Perhaps, in such situations, you would do well to try to listen with greater empathy, and speak with greater circumspection, and just in general center their perspective for a moment rather than your own, particularly if you believe yourself, beyond the immediate disagreement, to be an ally and want them to believe it of you as well.
Perhaps, instead of abruptly telling people to come back when they’ve read the book, you might talk to them in that moment. You could always come back to the book when you’ve both had a chance to read it. Or you might have something else to talk about by then, if you’ve managed to connect with that person rather than pushing them away. You might not have managed that. You can always try to do better the next time you find yourself in a similar situation.

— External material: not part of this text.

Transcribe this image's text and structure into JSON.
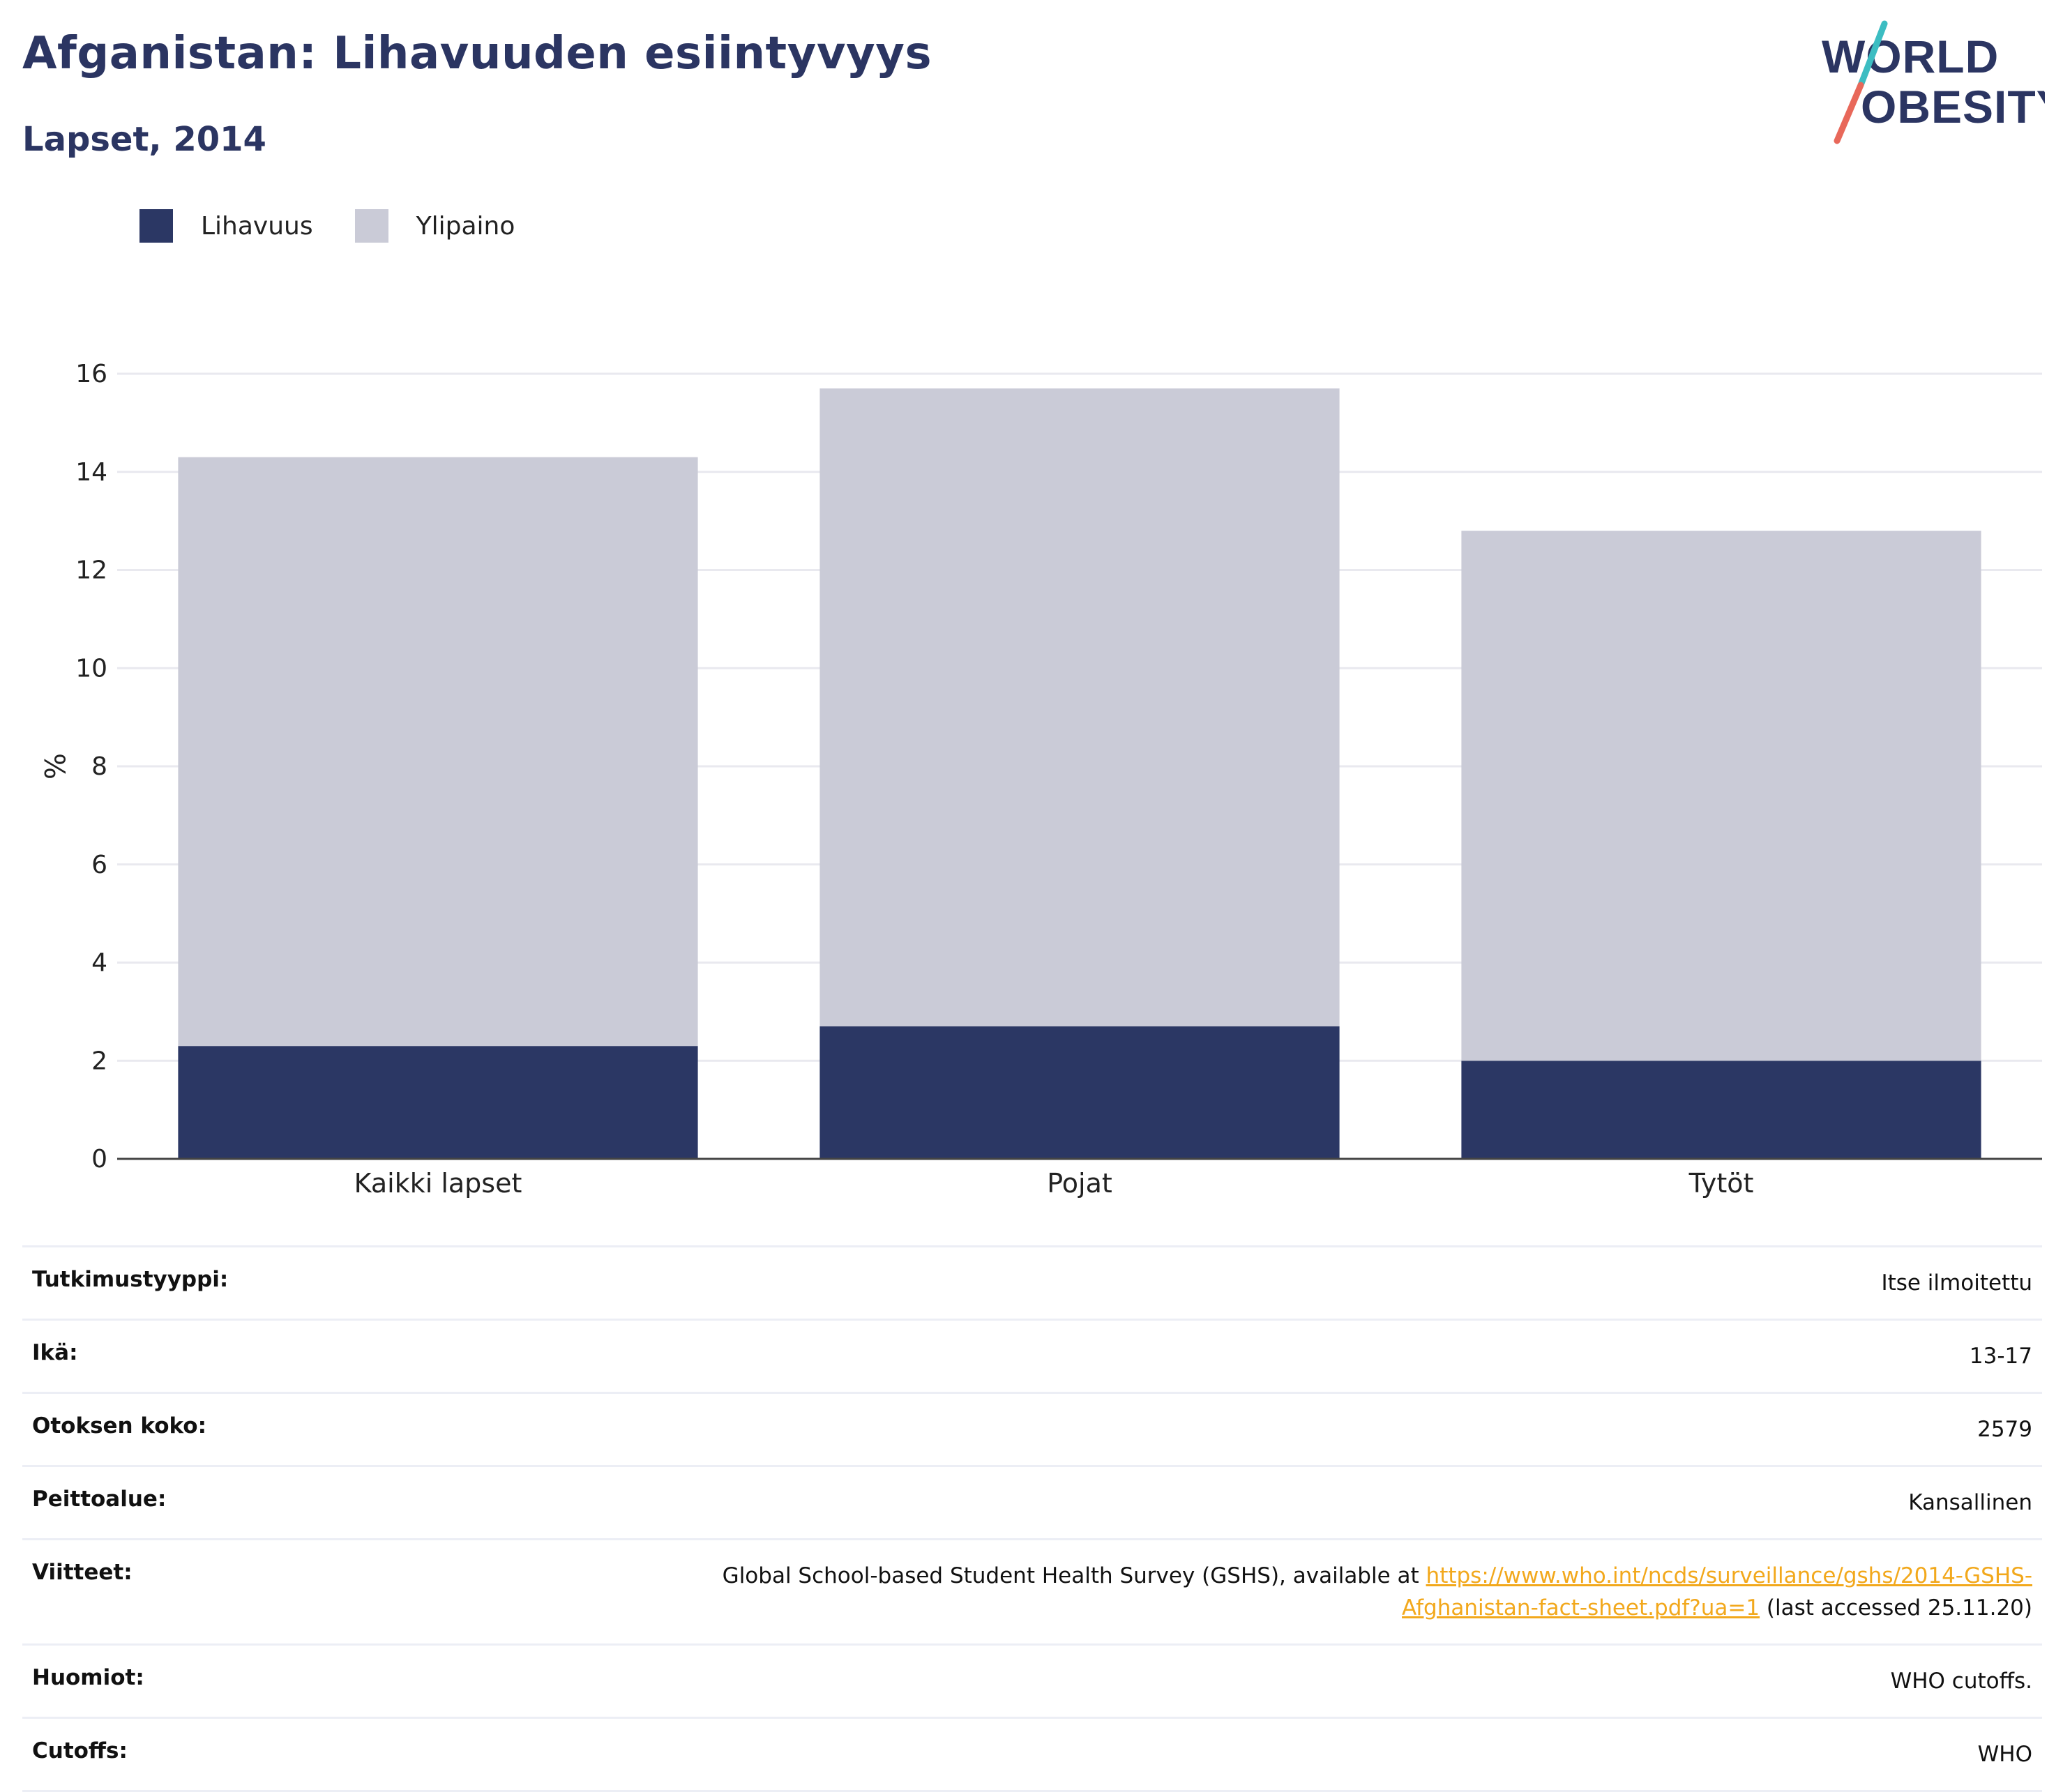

In conclusion: I’m still planning to read The Men soon, not least of all to see how Sandra Newman handles the theme of “everybody with a Y chromosome vanishes from the face of the earth.” I’ll do my best, as I read it, to consider how trans readers might see certain elements of the novel—as Newman has said she made a concerted effort to do while she was writing it, in one of the few public comments she’s made before bracketing herself off from the cascading criticisms. I’ll have, at a minimum, Ana Mardoll’s observations to reflect on after my own reading, and maybe we’ll have an opportunity to discuss our reactions. Something like 20% of the people I follow follow Lauren Hough, so the odds someone I know will retweet her seem substantial, and I guess I hope the flame wars subside and the personal narratives resume.
In the meantime, after a forceful reminder of how easily I can get in my own way as I work on becoming a more consistently thoughtful and empathetic person, someone more likely to do good rather than doing harm, I’ll keep trying my best, and with luck enough people will continue to see enough potential in me, even when I get things wrong, to offer constructive good-faith feedback rather than going in for the kill. And I’ll make an effort not to default to going in for the kill so readily myself.